Um segundo conjunto de dados de 849 pacientes com Parkinson revelou ainda que a apendicectomia estava associada a um início tardio da doença numa média de 3,6 anos mais tarde na vida. O diagnóstico desta doença é geralmente feito já numa fase avançada, quando existem já os óbvios sintomas motores, como a rigidez ou os tremores, e quando se pode sentir já outro tipo de danos como a perda de memória.
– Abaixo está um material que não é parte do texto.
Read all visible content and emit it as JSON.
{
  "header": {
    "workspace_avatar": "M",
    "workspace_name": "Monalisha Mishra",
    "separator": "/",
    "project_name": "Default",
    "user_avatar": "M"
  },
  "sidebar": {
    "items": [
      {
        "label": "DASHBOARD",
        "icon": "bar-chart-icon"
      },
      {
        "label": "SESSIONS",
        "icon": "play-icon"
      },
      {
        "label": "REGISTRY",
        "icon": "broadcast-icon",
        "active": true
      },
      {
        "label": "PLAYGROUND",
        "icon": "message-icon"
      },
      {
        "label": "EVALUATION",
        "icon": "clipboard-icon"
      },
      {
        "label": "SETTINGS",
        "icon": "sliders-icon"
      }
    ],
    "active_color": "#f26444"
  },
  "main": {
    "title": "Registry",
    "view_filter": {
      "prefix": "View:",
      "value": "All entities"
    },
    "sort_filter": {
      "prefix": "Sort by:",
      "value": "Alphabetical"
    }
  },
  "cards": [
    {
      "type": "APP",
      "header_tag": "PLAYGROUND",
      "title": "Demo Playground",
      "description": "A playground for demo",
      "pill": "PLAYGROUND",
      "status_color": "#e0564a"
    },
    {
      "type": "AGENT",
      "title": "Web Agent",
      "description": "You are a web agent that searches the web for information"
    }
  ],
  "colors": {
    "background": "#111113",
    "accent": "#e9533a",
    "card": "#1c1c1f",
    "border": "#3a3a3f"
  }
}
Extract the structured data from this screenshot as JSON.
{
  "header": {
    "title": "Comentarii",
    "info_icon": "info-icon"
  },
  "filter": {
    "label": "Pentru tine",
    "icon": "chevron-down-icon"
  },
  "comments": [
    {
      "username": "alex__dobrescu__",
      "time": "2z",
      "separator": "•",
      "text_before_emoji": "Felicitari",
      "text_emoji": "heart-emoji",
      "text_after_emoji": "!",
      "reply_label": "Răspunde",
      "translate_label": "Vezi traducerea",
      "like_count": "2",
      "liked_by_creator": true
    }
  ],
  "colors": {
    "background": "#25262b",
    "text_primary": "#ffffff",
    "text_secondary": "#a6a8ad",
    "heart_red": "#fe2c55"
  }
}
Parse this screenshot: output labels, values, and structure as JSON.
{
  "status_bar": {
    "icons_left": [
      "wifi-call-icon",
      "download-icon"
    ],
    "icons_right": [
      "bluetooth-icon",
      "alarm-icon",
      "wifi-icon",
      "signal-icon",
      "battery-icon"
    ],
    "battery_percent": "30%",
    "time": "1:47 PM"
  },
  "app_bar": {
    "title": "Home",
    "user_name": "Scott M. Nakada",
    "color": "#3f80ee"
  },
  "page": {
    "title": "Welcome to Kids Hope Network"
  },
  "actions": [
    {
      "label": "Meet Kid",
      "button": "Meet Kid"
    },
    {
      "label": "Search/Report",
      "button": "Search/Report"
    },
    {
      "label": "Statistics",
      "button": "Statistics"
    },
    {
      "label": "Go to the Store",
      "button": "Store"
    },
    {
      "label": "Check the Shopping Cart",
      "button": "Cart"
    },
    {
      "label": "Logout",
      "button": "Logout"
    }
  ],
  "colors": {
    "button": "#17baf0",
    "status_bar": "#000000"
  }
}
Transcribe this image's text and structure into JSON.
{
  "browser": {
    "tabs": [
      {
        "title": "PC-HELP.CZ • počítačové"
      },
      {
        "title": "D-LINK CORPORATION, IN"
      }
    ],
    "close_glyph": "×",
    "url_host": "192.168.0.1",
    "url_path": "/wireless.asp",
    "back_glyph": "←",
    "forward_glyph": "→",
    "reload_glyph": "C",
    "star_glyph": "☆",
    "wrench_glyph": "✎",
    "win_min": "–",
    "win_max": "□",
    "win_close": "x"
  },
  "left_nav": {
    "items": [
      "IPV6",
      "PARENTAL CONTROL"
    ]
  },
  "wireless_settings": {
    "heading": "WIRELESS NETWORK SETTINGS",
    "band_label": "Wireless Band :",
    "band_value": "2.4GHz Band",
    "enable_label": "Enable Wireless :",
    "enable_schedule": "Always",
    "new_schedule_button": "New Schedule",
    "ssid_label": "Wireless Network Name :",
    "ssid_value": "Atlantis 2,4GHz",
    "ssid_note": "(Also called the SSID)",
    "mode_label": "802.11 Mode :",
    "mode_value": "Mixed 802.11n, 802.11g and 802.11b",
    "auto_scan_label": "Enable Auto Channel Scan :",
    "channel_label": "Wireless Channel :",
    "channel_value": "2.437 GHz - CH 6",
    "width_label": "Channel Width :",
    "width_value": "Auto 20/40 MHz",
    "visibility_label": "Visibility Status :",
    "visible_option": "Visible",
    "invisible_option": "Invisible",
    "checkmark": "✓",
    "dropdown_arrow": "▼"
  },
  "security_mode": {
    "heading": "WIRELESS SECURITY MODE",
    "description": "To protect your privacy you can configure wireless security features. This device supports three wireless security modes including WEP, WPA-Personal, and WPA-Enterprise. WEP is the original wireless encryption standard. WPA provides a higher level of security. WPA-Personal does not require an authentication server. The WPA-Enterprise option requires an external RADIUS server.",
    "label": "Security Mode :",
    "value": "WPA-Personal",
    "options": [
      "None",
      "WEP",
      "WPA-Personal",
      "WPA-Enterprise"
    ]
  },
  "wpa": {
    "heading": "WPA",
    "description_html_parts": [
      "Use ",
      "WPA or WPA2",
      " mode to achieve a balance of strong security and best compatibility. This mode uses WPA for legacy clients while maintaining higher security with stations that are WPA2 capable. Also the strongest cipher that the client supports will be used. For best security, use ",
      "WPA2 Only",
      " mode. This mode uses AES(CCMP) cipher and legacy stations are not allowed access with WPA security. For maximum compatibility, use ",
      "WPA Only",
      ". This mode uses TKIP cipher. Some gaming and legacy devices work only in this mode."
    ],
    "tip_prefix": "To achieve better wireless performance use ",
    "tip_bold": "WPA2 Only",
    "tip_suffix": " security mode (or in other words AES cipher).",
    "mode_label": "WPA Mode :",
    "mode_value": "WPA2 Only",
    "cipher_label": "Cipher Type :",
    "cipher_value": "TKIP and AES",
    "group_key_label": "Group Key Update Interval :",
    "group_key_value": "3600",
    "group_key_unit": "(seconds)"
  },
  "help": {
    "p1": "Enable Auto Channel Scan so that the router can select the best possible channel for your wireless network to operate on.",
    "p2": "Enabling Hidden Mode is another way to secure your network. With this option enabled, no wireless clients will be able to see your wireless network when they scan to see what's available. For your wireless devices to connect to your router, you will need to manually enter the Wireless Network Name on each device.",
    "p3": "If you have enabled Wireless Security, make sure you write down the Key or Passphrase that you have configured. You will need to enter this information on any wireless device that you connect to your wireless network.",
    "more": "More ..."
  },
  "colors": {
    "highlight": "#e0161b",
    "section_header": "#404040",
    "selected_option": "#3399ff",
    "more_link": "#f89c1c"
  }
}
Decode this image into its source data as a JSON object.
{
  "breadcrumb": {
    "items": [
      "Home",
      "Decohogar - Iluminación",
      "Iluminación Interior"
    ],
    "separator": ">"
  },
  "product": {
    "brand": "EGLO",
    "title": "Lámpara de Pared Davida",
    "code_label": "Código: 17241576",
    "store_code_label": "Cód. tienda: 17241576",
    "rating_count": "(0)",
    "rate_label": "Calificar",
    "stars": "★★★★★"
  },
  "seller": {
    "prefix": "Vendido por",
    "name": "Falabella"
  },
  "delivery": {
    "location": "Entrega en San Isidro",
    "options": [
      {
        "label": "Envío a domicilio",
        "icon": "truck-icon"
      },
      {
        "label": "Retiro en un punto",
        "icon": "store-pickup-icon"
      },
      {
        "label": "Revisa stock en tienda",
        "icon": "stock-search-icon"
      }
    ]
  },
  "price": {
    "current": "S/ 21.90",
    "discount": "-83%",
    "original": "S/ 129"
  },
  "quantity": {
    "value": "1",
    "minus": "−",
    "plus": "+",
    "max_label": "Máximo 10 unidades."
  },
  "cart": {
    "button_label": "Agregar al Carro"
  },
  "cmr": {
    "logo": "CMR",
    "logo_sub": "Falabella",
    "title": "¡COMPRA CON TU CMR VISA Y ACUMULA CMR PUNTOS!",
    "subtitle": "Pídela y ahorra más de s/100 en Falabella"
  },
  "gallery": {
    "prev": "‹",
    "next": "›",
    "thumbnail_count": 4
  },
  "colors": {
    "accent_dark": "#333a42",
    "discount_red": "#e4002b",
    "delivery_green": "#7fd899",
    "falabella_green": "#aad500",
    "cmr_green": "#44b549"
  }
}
A análise a apêndices de indivíduos saudáveis permitiu perceber que continham alfa-sinucleína “quimicamente activa que era propensa a agregação prejudicial”. Assim, mais do que uma remoção do apêndice quase profiláctica, com os riscos que uma cirurgia implica sempre, os investigadores sugerem que as terapias que visam a acumulação de alfa-sinucleína no apêndice e no intestino sejam investigadas como uma estratégia de intervenção precoce para reduzir o risco de desenvolver doença de Parkinson. Convém ainda sublinhar que esta aparente relação íntima entre o apêndice e Parkinson não foi encontrada nalguns casos específicos da doença.
“As apendicectomias não mostraram nenhum benefício aparente em pessoas cuja doença estava ligada a mutações genéticas transmitidas através das suas famílias, um grupo que compreende menos de 10% dos casos”, refere o comunicado de imprensa. Os autores sublinham ainda que a “remoção do apêndice após o início do processo da doença não teve qualquer efeito na sua progressão”.
Escusado será dizer que os cientistas sublinham que é necessário realizar mais estudos epidemiológicos e ainda mais alargados para se confirmar definitivamente o efeito da apendicectomia no risco de desenvolver Parkinson. Mas, para já, este estudo deixa uma nova pista. “As nossas descobertas adicionam uma nova camada à compreensão desta doença incrivelmente complexa”, refere Bryan Killinger, primeiro autor do estudo a realizar o pós-doutoramento no laboratório de Viviane Labrie, citado no comunicado. O investigador concluiu ainda: “Mostrámos que o apêndice é um centro para o acúmulo de formas agregadas de proteínas alfa-sinucleína, que estão implicadas na doença de Parkinson. Esse conhecimento será inestimável à medida que exploramos novas estratégias de prevenção e tratamento”.
Viviane Labrie admite que a equipa ficou surpreendida ao perceber que “as formas patogénicas da alfa-sinucleína estavam presentes nos apêndices de pessoas com e sem Parkinson”. Assim, prossegue a investigadora, “parece que esses agregados – embora tóxicos quando existem no cérebro – são bastante normais no apêndice. Isso claramente sugere que a presença deles, por si só, não pode ser a causa da doença”. E Viviane Labrie já antevê o passo seguinte. “A doença de Parkinson é relativamente rara, afectando menos de 1% da população. Então, tem que haver algum outro mecanismo ou confluência de eventos que permita que o apêndice afecte o risco de Parkinson. Isso é o que planeamos observar a seguir: qual será o factor ou factores a influenciar de forma decisiva o desenvolvimento de Parkinson?” Como sempre, na Ciência, não há resposta que não gere (pelo menos) uma nova pergunta.